Suara.com - Peluncuran Peraturan Pemerintah tentang Tata Kelola Pelindungan Anak dalam Penyelenggaraan Sistem Elektronik (PP TKPAPSE), atau disebut sebagai kebijakan Tata Kelola untuk Anak Aman dan Sehat Digital (TUNAS) diapresiasi sebagai inisiatif positif tuk melindungi anak di ruang digital.
Meski demikian kebijakan yang disusun oleh Komdigi itu dinilai ICT Watch dirancang secara terburu-buru dan minim partisipasi publik.
"ICT Watch sebagai organisasi masyarakat sipil memiliki 3 catatan kritis atas dirilisnya kebijakan TUNAS tersebut, berdasarkan pengalaman dan pemahaman kami, serta masukan dari sejumlah mitra," terang ICT Watch dalam siaran pers di Jakarta, Jumat (29/3/2025).
Catatan kritis pertama, terang organisasi itu, penyusunan kebijakan tersebut terkesan terburu-buru.
"Perkembangan terakhir yang kami pahami, juga berdasarkan masukan dari sejumlah pihak, proses penyusunan TUNAS sangat terkesan terburu-buru seakan mengejar tenggat waktu tertentu," jelas ICT Watch.
Menurut ICT Watch, memastikan keselamatan dan keamanan anak adalah memang hal yang mendesak dan perlu disegerakan, namun ketika dilakukan secara terburu-buru tentu saja berisiko menghilangkan esensi utama keselamatan dan keamanan anak itu sendiri.

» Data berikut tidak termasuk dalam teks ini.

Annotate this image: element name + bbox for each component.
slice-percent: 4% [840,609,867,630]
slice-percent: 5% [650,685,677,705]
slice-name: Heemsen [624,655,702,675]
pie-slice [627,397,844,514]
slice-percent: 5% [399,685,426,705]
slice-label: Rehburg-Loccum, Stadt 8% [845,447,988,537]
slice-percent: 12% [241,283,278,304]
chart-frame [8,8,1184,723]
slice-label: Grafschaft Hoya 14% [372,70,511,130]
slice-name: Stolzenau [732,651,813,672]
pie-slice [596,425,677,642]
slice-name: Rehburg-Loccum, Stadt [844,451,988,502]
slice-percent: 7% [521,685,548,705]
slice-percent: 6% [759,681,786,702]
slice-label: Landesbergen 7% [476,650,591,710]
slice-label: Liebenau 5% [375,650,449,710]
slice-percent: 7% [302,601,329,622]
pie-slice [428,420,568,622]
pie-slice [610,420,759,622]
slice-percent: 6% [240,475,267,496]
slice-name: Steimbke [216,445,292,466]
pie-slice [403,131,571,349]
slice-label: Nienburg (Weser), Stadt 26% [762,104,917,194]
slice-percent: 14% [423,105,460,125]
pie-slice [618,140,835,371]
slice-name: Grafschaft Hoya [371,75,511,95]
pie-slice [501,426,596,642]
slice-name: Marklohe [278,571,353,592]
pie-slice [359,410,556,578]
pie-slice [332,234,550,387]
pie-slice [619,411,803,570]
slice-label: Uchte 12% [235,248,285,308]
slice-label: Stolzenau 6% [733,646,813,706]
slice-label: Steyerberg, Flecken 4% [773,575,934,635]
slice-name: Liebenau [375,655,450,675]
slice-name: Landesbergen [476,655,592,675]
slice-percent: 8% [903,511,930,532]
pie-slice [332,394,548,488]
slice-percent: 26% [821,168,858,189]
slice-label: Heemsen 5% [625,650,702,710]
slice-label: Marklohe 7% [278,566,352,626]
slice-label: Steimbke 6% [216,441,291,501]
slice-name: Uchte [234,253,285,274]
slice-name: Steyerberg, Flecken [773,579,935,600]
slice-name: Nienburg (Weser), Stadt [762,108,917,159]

Catatan kedua, pelibatan partisipasi publik belum bermakna, setara dan inklusif. Walaupun telah ada itikad baik dari pemerintah untuk mengundang sejumlah pihak dalam beberapa pertemuan pembahasan, namun prosesnya dinilai belum menjunjung asas kebermaknaan, kesetaraan dan inklusivitas.
"Pelibatan organisasi masyarakat sipil, anak, dan pemangku kepentingan lainnya cenderung sekedar tokenisme. Padahal jika pelibatan ini dilakukan dengan sepatutnya, hal yang diatur dapat lebih tepat menjawab kondisi dan tantangan anak di internet. Kami menekankan, bahwa tanpa pelibatan yang bermakna, setara dan inklusif, regulasi yang terbentuk hanyalah regulasi sepihak saja yang terkesan top down," jelas organisasi tersebut.
Terakhir, proses pembahasan minim transparansi dan akuntabilitas. Saat proses pembahasan berjalan, informasi terkait perkembangan RPP, draf final, maupun catatan proses tidak tersedia untuk publik.
Baca Juga: Meutya Hafid Pamer Capaian Jabat Komdigi 5 Bulan: Blokir 6 Juta Konten Judi Online
"Ini bertentangan dengan prinsip keterbukaan informasi sebagaimana dijamin oleh UU No. 14 Tahun 2008 tentang Keterbukaan Informasi Publik
dan UU No 12 Tahun 2011 (dan perubahannya) tentang Pembentukan Peraturan Perundang-undangan," beber ICT Watch.